I’ve installed Rancher server and deployed also Rancher agent on the host. I was able to see the host in the Rancher server UI,
When I tried to connect to the agent container - I ran “ps- ef” command and I saw all the host’s processes , and i even managed to kill a host’s process within the Agent container (!) - it that because of the fact its running in “Privileged” mode ? it seems like a serious security hole.
I was also wondering - how Rancher is able to deploy containers to the hosts, when its not running a “root” agent on the host, but a container, do you have access to run every command on the host it self ? how come this is happening ,the container shouldn’t be isolated from the host it self ?

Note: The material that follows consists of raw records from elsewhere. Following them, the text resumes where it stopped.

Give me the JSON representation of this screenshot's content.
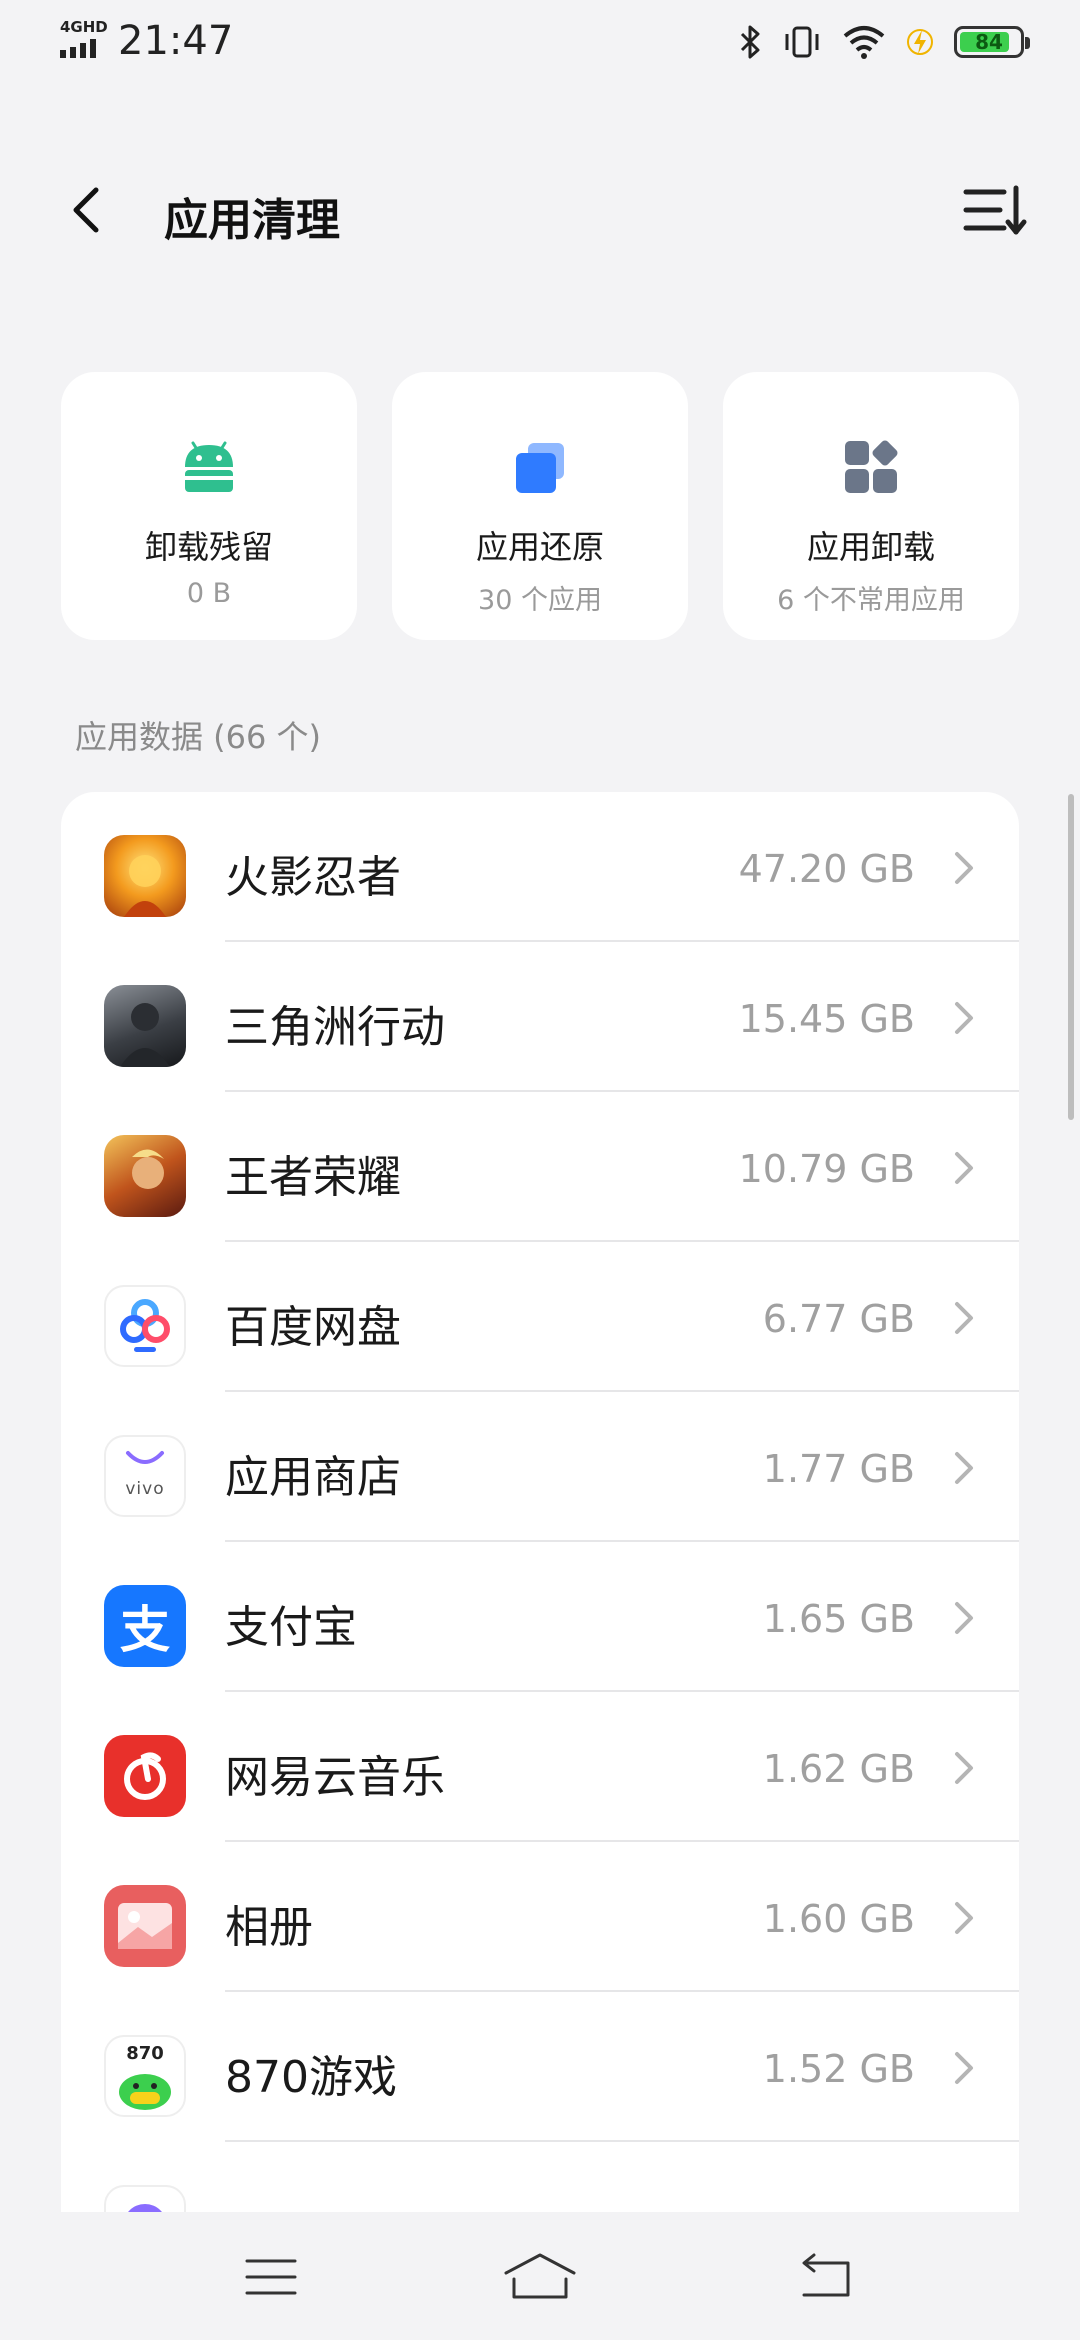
{
  "status_bar": {
    "network": "4GHD",
    "time": "21:47",
    "battery": "84",
    "battery_level": 0.84,
    "icons": [
      "bluetooth-icon",
      "vibrate-icon",
      "wifi-icon",
      "charging-icon",
      "battery-icon"
    ]
  },
  "header": {
    "title": "应用清理",
    "back_icon": "chevron-left-icon",
    "sort_icon": "sort-icon"
  },
  "cards": [
    {
      "title": "卸载残留",
      "subtitle": "0 B",
      "icon": "android-icon",
      "color": "#2FBF8F"
    },
    {
      "title": "应用还原",
      "subtitle": "30 个应用",
      "icon": "restore-icon",
      "color": "#2F7BFF"
    },
    {
      "title": "应用卸载",
      "subtitle": "6 个不常用应用",
      "icon": "apps-icon",
      "color": "#6B7689"
    }
  ],
  "section_label": "应用数据 (66 个)",
  "apps": [
    {
      "name": "火影忍者",
      "size": "47.20 GB",
      "icon": "naruto-icon"
    },
    {
      "name": "三角洲行动",
      "size": "15.45 GB",
      "icon": "delta-force-icon"
    },
    {
      "name": "王者荣耀",
      "size": "10.79 GB",
      "icon": "honor-of-kings-icon"
    },
    {
      "name": "百度网盘",
      "size": "6.77 GB",
      "icon": "baidu-netdisk-icon"
    },
    {
      "name": "应用商店",
      "size": "1.77 GB",
      "icon": "vivo-app-store-icon",
      "icon_text": "vivo"
    },
    {
      "name": "支付宝",
      "size": "1.65 GB",
      "icon": "alipay-icon",
      "icon_text": "支"
    },
    {
      "name": "网易云音乐",
      "size": "1.62 GB",
      "icon": "netease-music-icon"
    },
    {
      "name": "相册",
      "size": "1.60 GB",
      "icon": "gallery-icon"
    },
    {
      "name": "870游戏",
      "size": "1.52 GB",
      "icon": "870-game-icon",
      "icon_text": "870"
    },
    {
      "name": "",
      "size": "",
      "icon": "browser-icon"
    }
  ],
  "nav_bar": {
    "icons": [
      "menu-icon",
      "home-icon",
      "back-icon"
    ]
  }
}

I tried to start a different container with "--privileged -v /var/run/docker.sock:/var/run/docker.sock"
but still, I see only the container’s processes when I run "ps -ef" it is still isolated, unlike your agent which is running on my host.
Is it a serious security hole ? or am i missing something here ?
This is the design of Docker. Privileged containers are root on the host, full stop. They can kill any process on the host. The list ps shows is determined by the process group it’s joined, but it’s still root and can change that.
The Rancher agent has to be privileged to launch other (potentially privileged) containers.
I understand, but how come that i deployed an ubuntu container with priviliged access, but still I was not able to see the host’s processes and to kill it ?
It shouldn’t be an problem, because agent doesn’t expose a public port and no user should working with it.
It’s a needed host service like others (network, iptables, systemd,…) which runs on a server and need root permissions.
Instead of a service installed to the host it is deployed as a container.
Better a privileged agent instead of a privileged rancher Server container with a public reachable port (8080), right?